1. Once you cut through the free market (or anti-market rhetoric), the Austrian theory is not as different from Minsky’s as it sounds at first.  And both sides hate it when you say this.

2. There may be a fundamental impossibility in maintaining orderly credit relations over time and the more sophisticated versions of the Austrian theory get at this.  Keynes thought that too, but arguably “the liquidity premium of money itself” is a red herring when trying to understand this issue.  In that sense Keynes may have been a step backwards.

3. The Austrian theory may require a rather “brute” behavioral imperfection concerning naive short-run overreactions to market prices, quantities, and flows.  For reform economies, newly developing economies, and economies coming off a “great moderation,” this postulate may not be entirely unreasonable.
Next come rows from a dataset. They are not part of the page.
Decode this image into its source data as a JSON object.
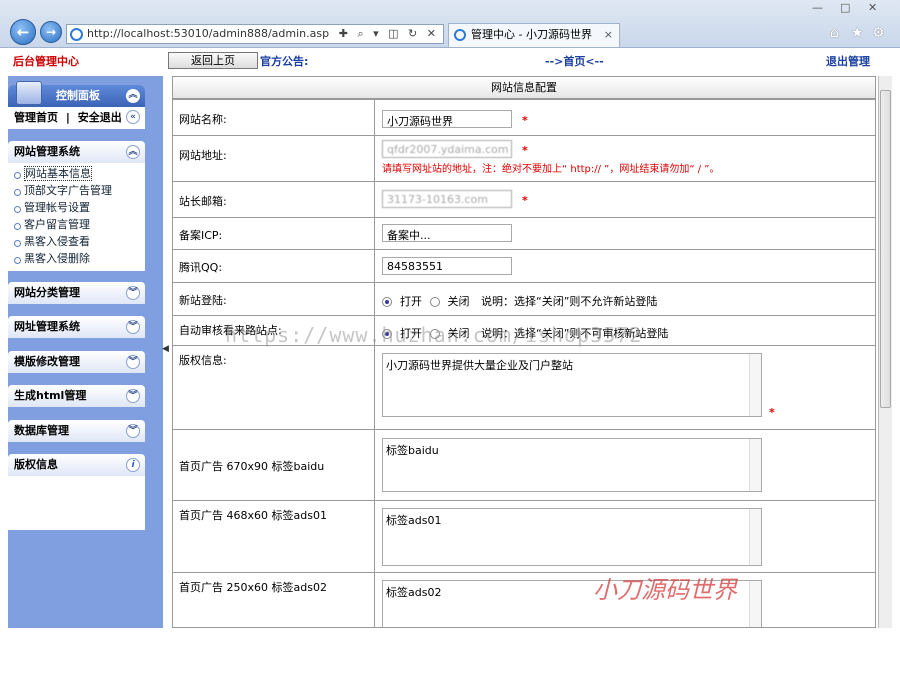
{
  "browser": {
    "url": "http://localhost:53010/admin888/admin.asp",
    "tab_title": "管理中心 - 小刀源码世界",
    "tab_close": "×",
    "addr_tools": "✚ ⌕ ▾ ◫ ↻ ✕",
    "window_controls": [
      "—",
      "□",
      "✕"
    ]
  },
  "topbar": {
    "brand": "后台管理中心",
    "back_label": "返回上页",
    "notice": "官方公告:",
    "home": "-->首页<--",
    "logout": "退出管理"
  },
  "sidebar": {
    "control_panel": "控制面板",
    "admin_home": "管理首页",
    "sep": "|",
    "safe_exit": "安全退出",
    "site_mgmt": {
      "title": "网站管理系统",
      "items": [
        "网站基本信息",
        "顶部文字广告管理",
        "管理帐号设置",
        "客户留言管理",
        "黑客入侵查看",
        "黑客入侵删除"
      ]
    },
    "sections": [
      "网站分类管理",
      "网址管理系统",
      "模版修改管理",
      "生成html管理",
      "数据库管理"
    ],
    "copyright": "版权信息"
  },
  "form": {
    "title": "网站信息配置",
    "site_name_label": "网站名称:",
    "site_name_value": "小刀源码世界",
    "site_url_label": "网站地址:",
    "site_url_value": "qfdr2007.ydaima.com",
    "site_url_hint": "请填写网址站的地址，注：绝对不要加上“ http:// ”，网址结束请勿加“ / ”。",
    "email_label": "站长邮箱:",
    "email_value": "31173-10163.com",
    "icp_label": "备案ICP:",
    "icp_value": "备案中...",
    "qq_label": "腾讯QQ:",
    "qq_value": "84583551",
    "register_label": "新站登陆:",
    "register_on": "打开",
    "register_off": "关闭",
    "register_note": "说明：选择“关闭”则不允许新站登陆",
    "audit_label": "自动审核看来路站点:",
    "audit_on": "打开",
    "audit_off": "关闭",
    "audit_note": "说明：选择“关闭”则不可审核新站登陆",
    "copyright_label": "版权信息:",
    "copyright_value": "小刀源码世界提供大量企业及门户整站",
    "ad1_label": "首页广告 670x90 标签baidu",
    "ad1_value": "标签baidu",
    "ad2_label": "首页广告 468x60 标签ads01",
    "ad2_value": "标签ads01",
    "ad3_label": "首页广告 250x60 标签ads02",
    "ad3_value": "标签ads02",
    "required": "*"
  },
  "watermark": {
    "url": "https://www.huzhan.com/ishop3572",
    "brand": "小刀源码世界"
  }
}
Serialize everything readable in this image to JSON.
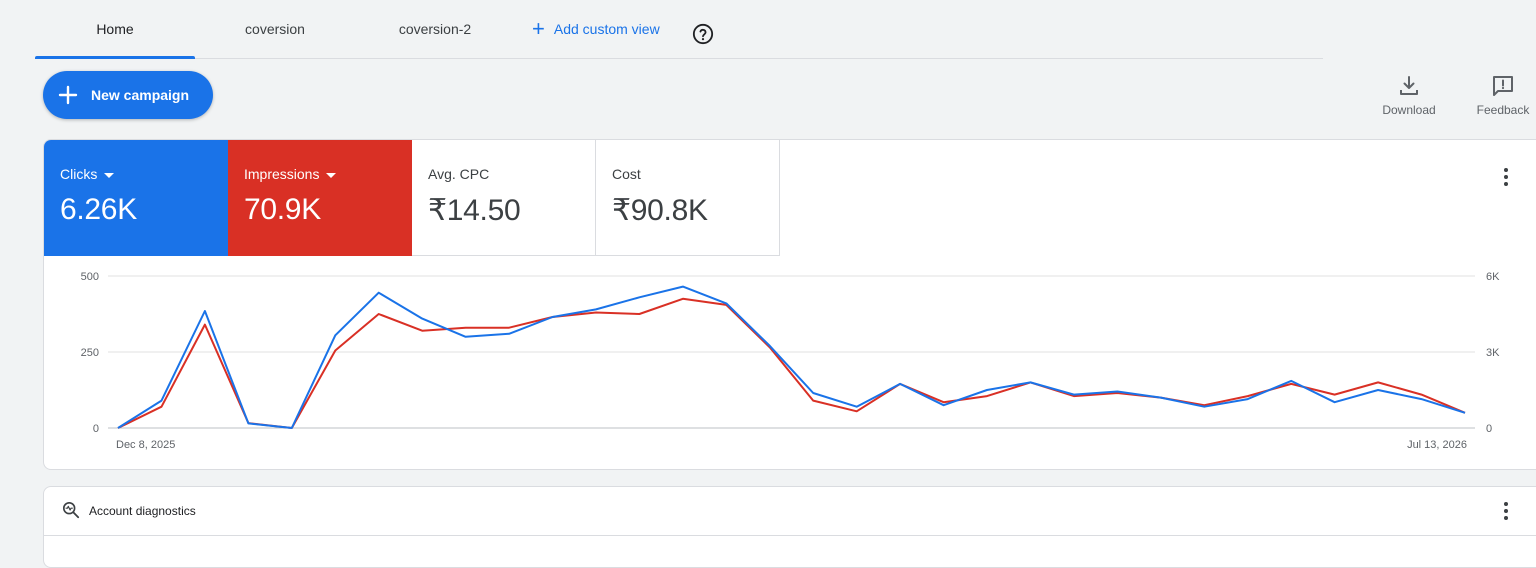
{
  "tabs": [
    {
      "label": "Home",
      "active": true
    },
    {
      "label": "coversion",
      "active": false
    },
    {
      "label": "coversion-2",
      "active": false
    }
  ],
  "add_view_label": "Add custom view",
  "new_campaign_label": "New campaign",
  "tools": {
    "download": "Download",
    "feedback": "Feedback"
  },
  "metrics": {
    "clicks": {
      "label": "Clicks",
      "value": "6.26K"
    },
    "impressions": {
      "label": "Impressions",
      "value": "70.9K"
    },
    "avg_cpc": {
      "label": "Avg. CPC",
      "value": "₹14.50"
    },
    "cost": {
      "label": "Cost",
      "value": "₹90.8K"
    }
  },
  "colors": {
    "clicks": "#1a73e8",
    "impressions": "#d93025"
  },
  "diagnostics": {
    "title": "Account diagnostics"
  },
  "chart_data": {
    "type": "line",
    "x_labels": [
      "Dec 8, 2025",
      "Jul 13, 2026"
    ],
    "y_left_ticks": [
      "0",
      "250",
      "500"
    ],
    "y_right_ticks": [
      "0",
      "3K",
      "6K"
    ],
    "y_left_range": [
      0,
      500
    ],
    "y_right_range": [
      0,
      6000
    ],
    "grid": true,
    "series": [
      {
        "name": "Clicks",
        "axis": "left",
        "color": "#1a73e8",
        "values": [
          0,
          90,
          385,
          15,
          0,
          305,
          445,
          360,
          300,
          310,
          365,
          390,
          430,
          465,
          410,
          270,
          115,
          70,
          145,
          75,
          125,
          150,
          110,
          120,
          100,
          70,
          95,
          155,
          85,
          125,
          95,
          50
        ]
      },
      {
        "name": "Impressions",
        "axis": "right",
        "color": "#d93025",
        "values": [
          0,
          840,
          4080,
          192,
          0,
          3060,
          4500,
          3840,
          3960,
          3960,
          4380,
          4560,
          4500,
          5100,
          4860,
          3180,
          1080,
          660,
          1740,
          1020,
          1260,
          1800,
          1260,
          1380,
          1200,
          900,
          1260,
          1740,
          1320,
          1800,
          1320,
          600
        ]
      }
    ]
  }
}
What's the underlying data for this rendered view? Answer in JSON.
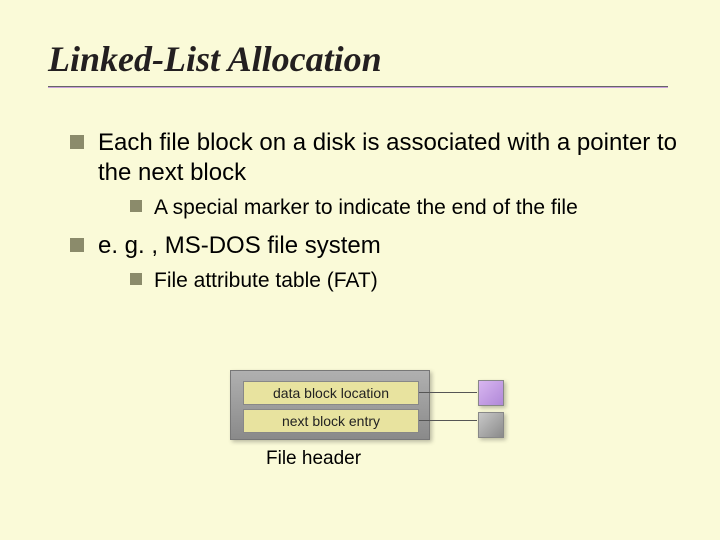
{
  "title": "Linked-List Allocation",
  "bullets": {
    "b1": "Each file block on a disk is associated with a pointer to the next block",
    "b1s1": "A special marker to indicate the end of the file",
    "b2": "e. g. , MS-DOS file system",
    "b2s1": "File attribute table (FAT)"
  },
  "diagram": {
    "field1": "data block location",
    "field2": "next block entry",
    "caption": "File header"
  }
}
4. That credit booms precede many important busts, and play a causal role in those busts, and shape the nature of those busts, is a deeper point than Keynes let on in the General Theory.

5. One should never use the Austrian theory to dismiss the relevance of other, complementary approaches, most of all those which stress the dangers of deflationary pressures.

6. I don’t exactly agree with Calvo’s Mises vs. Hayek framing as stated.

The paper is interesting throughout and also offers a good discussion of Mexico’s peso crisis, and the point that, while allowing a deflationary contraction is a big mistake, simply trying to reflate won’t set matters right very quickly because there are real, non-monetary problems already baked into the contraction.

The original pointer is from Peter Boettke, who discusses the piece as well.